A recent survey conducted by the RAND Corporation indicates a strong correlation between teenage sexual activity and the television shows young people watch.

The average U.S. teenager watches three hours of television a day, and during that time is likely to be subjected to heavy doses of sexual content, including depictions of kissing and other sexual touching; jokes, innuendos, and conversations about sexual activity; and even simulated intercourse. But while televised sex is often presented as a casual activity devoid of risks or serious consequences, recent research reveals that for teens, even just watching sex on TV is not without consequences.

RAND researchers surveyed nearly 2,000 adolescents, first in 2001 and then again in 2002, asking young people how often they watched 23 popular shows heavy in sexual content, and whether they engaged in various sexual activities. The study revealed a definite link between what kids watched and their subsequent sexual behavior.

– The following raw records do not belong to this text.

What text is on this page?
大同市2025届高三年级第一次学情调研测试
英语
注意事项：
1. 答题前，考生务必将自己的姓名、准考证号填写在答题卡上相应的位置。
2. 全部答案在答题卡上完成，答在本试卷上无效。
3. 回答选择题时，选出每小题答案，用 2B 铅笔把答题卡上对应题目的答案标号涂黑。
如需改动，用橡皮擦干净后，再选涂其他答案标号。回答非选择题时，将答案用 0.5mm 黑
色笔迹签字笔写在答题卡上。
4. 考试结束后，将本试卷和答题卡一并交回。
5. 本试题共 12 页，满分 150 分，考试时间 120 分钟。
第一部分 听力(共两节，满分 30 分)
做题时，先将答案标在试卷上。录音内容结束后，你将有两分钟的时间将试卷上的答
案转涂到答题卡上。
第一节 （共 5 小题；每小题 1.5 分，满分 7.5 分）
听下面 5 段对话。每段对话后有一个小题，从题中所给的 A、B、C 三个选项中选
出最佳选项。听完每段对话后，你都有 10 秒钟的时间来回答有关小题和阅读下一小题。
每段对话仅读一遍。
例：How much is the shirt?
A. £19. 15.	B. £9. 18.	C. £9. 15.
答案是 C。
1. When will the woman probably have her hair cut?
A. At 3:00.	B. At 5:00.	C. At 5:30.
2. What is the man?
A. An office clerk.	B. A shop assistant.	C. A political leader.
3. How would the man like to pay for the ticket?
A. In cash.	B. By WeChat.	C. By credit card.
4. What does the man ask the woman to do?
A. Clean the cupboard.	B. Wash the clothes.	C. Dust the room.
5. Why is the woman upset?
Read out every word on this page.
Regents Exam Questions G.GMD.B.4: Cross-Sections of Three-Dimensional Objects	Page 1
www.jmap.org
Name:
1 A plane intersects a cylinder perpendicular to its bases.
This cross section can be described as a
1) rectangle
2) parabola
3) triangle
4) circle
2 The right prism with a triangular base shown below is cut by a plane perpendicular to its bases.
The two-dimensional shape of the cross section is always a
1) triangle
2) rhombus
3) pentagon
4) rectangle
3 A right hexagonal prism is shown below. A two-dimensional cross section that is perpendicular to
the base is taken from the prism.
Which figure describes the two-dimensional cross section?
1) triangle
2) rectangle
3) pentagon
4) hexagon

The results, published in the September issue of the journal Pediatrics, found youths that reported watching a lot of television with sexual content were about twice as likely to start having intercourse during the subsequent year as those with little exposure to televised sex.

Study Vindicates Pro-Family Alarms

The RAND study found that watching TV sex appears to hasten the initiation of teen sexual activity. Also, interestingly, the researchers found no difference between the effect of discussions of sex and depictions of sex -- sexual talk on TV had the same effect on teens as did depictions of sex. And perhaps most significantly, the survey responses suggested that shows with content about contraception and pregnancy can help to educate teens about the risks and consequences of sex, as well as to "foster beneficial dialogue between teens and parents."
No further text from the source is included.